Tuesday, April 15, 2014

The Alton Burn - a lot gets taken away with the rubble. 1

Soon there will be no trace of the former Alton Burn Hotel building. Proof perhaps of how transient so many things that are all around us are. There have been quite a few dramatic changes in the Nairn landscape in recent years - some of them connected with the changing pace of the local hotel business. Changes that may well continue post the forthcoming charrette should a cohesive plan for the town centre and its environs emerge.

So another former hotel has gone and many Gurnites will have thought perhaps of a function  they attended there as they browsed images of the recent demolition. Let’s spare a moment or two however to think of the Alton Burn building in its heyday as a private school. This webpage here based on census returns gives names to the masters and pupils at the Alton Burn School in 1911. There’s a flavour of Empire given in some of the places of birth recorded by the census enumerator. In all 16 pupils and two masters, the family of one of the teachers and then a handful of non-teaching staff were living in the building on the day of the census. 

Thanks to Mike Ross letting the Gurn have a look at two old School magazines from January of 1932 and 1936 respectively it is possible perhaps to visualise some of the events of the past. Outside the school the Great Depression was causing misery and dark political forces were gaining strength in Europe. There will have been very few families that hadn’t lost someone in the First World war and barely 18 years after that catastrophic event those losses will have still been  raw for many people. The pupils will have all been born after the event though but it surely would have cast a shadow over their lives too. The school marked armistice day every year. The magazine states in its 1936 edition: 

“We had breakfast at 8.30 and then reading as usual. At 9,30 Mr Pearson spoke to us about the Armistice Day and we shortly went into the drawing room to listen to the service at the Cenotaph. It was very grand and we heard different tunes played by the Irish and Welsh bands. After this we had the two minutes silence and then “God save the King.” At 11.15 we had a half hour break and then a period of War History which went on till 12.45. After lunch we did not have the usual golf competition but had rugger instead owing to the match on the 16th. 

At 4 0’clock the bell went and the War competition started. It lasted for an hour and a half and consisted of about 150 questions on places, ships, generals etc., all mixed up. There were seven that stumped us all, Albert, Carpenter, Evan-Thomas, Hohenzollern, Martin-puich, Pershing and Sandford. Peason and Wrangel came out top with Kynoch-shand and D. B. Gordon not far behind. 

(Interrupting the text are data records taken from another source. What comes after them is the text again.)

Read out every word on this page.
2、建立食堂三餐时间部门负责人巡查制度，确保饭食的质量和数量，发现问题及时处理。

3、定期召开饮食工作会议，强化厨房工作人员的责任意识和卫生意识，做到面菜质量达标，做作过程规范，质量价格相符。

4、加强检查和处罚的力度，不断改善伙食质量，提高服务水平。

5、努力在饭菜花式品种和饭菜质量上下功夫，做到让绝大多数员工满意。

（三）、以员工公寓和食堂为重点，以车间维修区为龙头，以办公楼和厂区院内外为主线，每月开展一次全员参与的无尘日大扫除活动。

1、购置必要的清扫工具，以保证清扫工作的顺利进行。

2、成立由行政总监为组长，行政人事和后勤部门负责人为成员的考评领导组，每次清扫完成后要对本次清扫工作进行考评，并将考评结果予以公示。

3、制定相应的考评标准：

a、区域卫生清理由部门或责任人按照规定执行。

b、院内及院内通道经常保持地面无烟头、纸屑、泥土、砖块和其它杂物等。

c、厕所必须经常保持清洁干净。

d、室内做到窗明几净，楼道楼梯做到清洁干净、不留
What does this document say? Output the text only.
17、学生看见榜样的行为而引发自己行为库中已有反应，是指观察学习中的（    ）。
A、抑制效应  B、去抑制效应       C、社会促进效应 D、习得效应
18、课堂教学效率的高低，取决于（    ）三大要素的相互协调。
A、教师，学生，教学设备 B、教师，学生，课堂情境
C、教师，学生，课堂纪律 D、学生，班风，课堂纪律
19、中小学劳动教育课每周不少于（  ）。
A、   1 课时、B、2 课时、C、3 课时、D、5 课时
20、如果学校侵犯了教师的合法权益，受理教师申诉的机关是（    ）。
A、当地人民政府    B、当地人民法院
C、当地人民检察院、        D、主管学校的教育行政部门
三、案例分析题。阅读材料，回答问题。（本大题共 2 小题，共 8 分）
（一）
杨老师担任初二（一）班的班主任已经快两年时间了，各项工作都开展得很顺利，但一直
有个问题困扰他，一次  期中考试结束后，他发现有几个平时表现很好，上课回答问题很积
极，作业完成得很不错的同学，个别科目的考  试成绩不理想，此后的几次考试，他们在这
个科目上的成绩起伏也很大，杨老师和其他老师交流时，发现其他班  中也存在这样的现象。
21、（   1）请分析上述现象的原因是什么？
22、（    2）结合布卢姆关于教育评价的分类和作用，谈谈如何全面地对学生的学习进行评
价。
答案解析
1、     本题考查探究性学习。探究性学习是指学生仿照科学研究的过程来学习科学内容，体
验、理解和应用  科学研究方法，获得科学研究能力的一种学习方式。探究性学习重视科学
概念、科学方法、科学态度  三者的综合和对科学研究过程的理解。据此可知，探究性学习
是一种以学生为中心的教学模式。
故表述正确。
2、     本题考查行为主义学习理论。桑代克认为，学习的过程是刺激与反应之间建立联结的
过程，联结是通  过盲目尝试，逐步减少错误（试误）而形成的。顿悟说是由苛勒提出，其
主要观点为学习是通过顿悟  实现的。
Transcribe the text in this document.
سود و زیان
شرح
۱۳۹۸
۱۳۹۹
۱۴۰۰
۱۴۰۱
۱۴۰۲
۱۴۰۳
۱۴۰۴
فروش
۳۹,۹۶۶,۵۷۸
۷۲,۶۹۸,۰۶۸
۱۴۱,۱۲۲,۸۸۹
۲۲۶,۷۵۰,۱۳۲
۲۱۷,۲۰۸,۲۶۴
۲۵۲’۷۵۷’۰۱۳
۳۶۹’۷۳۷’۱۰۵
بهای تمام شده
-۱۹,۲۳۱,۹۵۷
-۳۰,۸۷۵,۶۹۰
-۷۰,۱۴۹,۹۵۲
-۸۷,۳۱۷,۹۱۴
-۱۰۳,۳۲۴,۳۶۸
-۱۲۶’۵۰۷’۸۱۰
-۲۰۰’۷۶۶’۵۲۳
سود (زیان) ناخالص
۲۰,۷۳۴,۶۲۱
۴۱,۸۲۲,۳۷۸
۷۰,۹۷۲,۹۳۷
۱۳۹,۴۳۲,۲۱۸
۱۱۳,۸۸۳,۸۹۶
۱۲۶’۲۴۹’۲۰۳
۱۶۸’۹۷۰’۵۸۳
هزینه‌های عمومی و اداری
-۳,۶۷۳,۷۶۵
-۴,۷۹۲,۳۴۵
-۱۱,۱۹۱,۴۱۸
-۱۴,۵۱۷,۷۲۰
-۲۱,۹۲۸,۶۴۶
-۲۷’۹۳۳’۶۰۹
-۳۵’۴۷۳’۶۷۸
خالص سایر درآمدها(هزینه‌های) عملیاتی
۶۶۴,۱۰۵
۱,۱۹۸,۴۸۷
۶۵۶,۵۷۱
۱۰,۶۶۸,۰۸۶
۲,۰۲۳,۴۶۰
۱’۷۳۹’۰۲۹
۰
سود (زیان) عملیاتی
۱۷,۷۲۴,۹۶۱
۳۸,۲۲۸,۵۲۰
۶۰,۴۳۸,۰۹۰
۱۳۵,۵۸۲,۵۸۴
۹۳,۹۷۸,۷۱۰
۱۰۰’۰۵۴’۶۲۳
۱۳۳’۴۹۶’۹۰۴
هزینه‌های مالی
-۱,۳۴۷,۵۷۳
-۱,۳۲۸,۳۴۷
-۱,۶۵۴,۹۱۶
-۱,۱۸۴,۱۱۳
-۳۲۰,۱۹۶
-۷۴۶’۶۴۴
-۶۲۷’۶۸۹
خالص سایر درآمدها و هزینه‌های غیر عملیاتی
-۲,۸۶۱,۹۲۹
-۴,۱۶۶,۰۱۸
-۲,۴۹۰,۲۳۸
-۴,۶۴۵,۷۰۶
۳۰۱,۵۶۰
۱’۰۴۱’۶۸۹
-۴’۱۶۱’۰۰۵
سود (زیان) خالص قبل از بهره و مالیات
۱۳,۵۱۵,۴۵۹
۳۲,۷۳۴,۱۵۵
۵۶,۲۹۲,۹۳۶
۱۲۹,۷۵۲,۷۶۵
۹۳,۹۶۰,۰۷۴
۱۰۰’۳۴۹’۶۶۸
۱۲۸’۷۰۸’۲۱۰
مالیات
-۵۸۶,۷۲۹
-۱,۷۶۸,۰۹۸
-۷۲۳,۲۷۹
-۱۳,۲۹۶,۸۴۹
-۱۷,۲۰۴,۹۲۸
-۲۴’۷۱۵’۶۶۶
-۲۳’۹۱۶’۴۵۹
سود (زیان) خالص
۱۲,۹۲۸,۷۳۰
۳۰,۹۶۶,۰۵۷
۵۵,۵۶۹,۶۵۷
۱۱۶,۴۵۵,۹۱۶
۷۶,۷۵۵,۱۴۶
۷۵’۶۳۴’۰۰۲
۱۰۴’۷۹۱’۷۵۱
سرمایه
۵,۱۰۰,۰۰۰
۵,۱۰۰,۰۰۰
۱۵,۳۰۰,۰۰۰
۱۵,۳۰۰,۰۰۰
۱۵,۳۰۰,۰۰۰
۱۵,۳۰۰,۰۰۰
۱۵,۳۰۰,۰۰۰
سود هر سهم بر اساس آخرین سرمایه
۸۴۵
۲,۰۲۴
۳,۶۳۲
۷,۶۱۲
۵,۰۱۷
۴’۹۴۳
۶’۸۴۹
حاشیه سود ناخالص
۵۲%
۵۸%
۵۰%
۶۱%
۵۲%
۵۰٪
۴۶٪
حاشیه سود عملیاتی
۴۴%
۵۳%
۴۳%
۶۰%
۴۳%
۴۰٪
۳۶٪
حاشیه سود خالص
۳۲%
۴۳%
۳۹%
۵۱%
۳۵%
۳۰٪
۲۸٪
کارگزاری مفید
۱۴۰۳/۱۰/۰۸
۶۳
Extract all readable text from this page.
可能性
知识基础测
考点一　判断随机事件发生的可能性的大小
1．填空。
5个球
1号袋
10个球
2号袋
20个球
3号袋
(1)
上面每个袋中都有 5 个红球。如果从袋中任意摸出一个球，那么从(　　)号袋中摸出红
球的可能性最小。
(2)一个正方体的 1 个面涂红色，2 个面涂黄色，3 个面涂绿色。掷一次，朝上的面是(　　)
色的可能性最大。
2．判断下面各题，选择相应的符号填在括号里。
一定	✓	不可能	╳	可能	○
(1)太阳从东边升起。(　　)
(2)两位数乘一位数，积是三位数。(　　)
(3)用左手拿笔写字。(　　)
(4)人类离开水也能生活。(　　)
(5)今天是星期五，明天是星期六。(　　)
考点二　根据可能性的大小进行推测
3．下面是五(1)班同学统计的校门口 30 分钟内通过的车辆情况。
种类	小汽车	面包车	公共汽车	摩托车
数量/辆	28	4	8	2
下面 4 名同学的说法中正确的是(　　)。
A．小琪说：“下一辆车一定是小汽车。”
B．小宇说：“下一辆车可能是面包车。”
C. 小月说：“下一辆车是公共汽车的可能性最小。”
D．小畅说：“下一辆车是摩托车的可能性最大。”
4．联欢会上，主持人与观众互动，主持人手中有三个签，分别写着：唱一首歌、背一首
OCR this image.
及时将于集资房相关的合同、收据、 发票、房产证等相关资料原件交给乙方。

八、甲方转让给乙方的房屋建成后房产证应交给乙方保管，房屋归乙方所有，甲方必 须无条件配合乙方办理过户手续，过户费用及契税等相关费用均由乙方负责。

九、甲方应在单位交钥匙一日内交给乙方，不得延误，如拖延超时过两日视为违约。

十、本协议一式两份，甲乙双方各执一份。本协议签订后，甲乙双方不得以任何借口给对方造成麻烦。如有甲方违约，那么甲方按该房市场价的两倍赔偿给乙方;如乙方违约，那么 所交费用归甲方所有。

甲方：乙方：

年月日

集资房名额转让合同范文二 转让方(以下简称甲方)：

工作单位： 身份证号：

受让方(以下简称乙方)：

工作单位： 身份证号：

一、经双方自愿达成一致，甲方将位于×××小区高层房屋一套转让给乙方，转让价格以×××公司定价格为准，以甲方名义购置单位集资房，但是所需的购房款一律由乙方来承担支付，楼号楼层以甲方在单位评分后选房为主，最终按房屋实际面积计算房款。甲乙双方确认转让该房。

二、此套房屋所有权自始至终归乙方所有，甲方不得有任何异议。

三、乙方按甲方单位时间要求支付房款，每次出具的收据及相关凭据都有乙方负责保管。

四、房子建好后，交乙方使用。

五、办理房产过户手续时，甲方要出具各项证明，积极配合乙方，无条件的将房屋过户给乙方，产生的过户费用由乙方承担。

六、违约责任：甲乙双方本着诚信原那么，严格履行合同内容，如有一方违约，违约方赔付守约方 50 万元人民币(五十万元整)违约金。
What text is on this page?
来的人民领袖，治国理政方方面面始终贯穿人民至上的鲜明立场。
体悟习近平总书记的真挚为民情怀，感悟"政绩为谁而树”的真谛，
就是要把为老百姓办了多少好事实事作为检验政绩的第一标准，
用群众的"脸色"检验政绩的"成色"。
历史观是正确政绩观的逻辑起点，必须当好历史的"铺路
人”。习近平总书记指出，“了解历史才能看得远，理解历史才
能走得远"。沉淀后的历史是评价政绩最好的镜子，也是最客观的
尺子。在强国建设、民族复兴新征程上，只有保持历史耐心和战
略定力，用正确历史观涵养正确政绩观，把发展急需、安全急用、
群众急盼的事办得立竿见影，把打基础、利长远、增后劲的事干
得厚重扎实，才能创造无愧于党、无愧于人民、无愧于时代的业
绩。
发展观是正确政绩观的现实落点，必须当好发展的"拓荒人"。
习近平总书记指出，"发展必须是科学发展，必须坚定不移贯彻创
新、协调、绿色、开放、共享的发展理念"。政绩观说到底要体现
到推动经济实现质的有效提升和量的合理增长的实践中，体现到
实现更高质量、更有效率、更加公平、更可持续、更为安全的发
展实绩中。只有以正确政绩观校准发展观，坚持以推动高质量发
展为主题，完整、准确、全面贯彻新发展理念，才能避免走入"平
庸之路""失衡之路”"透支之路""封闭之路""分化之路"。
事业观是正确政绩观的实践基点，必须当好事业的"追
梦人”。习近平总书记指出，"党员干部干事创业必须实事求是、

At 5.30 we had tea and then prepared the front class-room for war slides of 1918. The War slides finished at 6.45. At 8 the seniors listened in to the British Legion at the Albert Hall. It was also very good and we again heard some bands playing. Unfortunately we could not hear all of it as we had to go to bed at 8.30.
A.W.”

News of the old boys of the school features in the magazine and it’s not all about careers, again from the 1936 January magazine:  “D.O. Forbes looked in on his way home after dancing at the Inverness meeting till 6.30 a.m. “

Military service loomed large for some former pupils: “ At the War Office are, or more recently, Major M.A.B. Johnston (1903-05), Major S.C. Kirkman (1906-10), and Major D.N. Wimberley (1905-09). Colonel F.H.N. Davidson (1901-06) left the war office early in 1935 and is now at the Imperial Defence College. 
C.W.M.I. Ritchie paid us a very short call in November, on leave after manoeuvres. W Sommerville (Gurkhas) and A. Cameron (Gunners) are still in India. We heard a rumour that the latter had been in action somewhere in the north-west, and H.W. Cairns is almost within sound of the Duce’s guns. He is at Khartum with the Camerons. There is also a rumour that G.R. Glendinning has got it into the Metropolitian Police.” 

Lots of pupils seem to have gone on to private schools further afield, there is mention of Rugby and Marlborough for example. Perhaps the Alton Burn would get you a bit up to speed for those establishments? In the 1932 January edition again military mentions and much of the sporting achievements of old boys but also more local stuff in comparison:

“J Pearson is in a C.A office in Aberdeen and spends all his spare time fishing.
J.E. Young is farming at Tarrel, his father’s farm.” 

Flashes of Alton Burn School life around eighty years ago, easier to imagine perhaps when standing outside the former school building. Now it’s all gone, perhaps some images remain somewhere (a quick search on google finds none) and there may be other material beyond the two school magazines but something that would have seemed so permanent to those pupils and the young men that had not long left the establishment back in the thirties is now little more than dust and rubble being pecked over by JCBs. More from the magazines soon. 

2 comments:

Moan Ranger (The) said...

quite a juxtaposition the view the rubble of he Altonburn across the manured and soon to be cropped fields of Sandown, some things in this town change fast and others just go backwards! what is the plan for the former Altonburn?

Graisg said...

a few houses, you can see the plans on the Highland Council e-planning pages.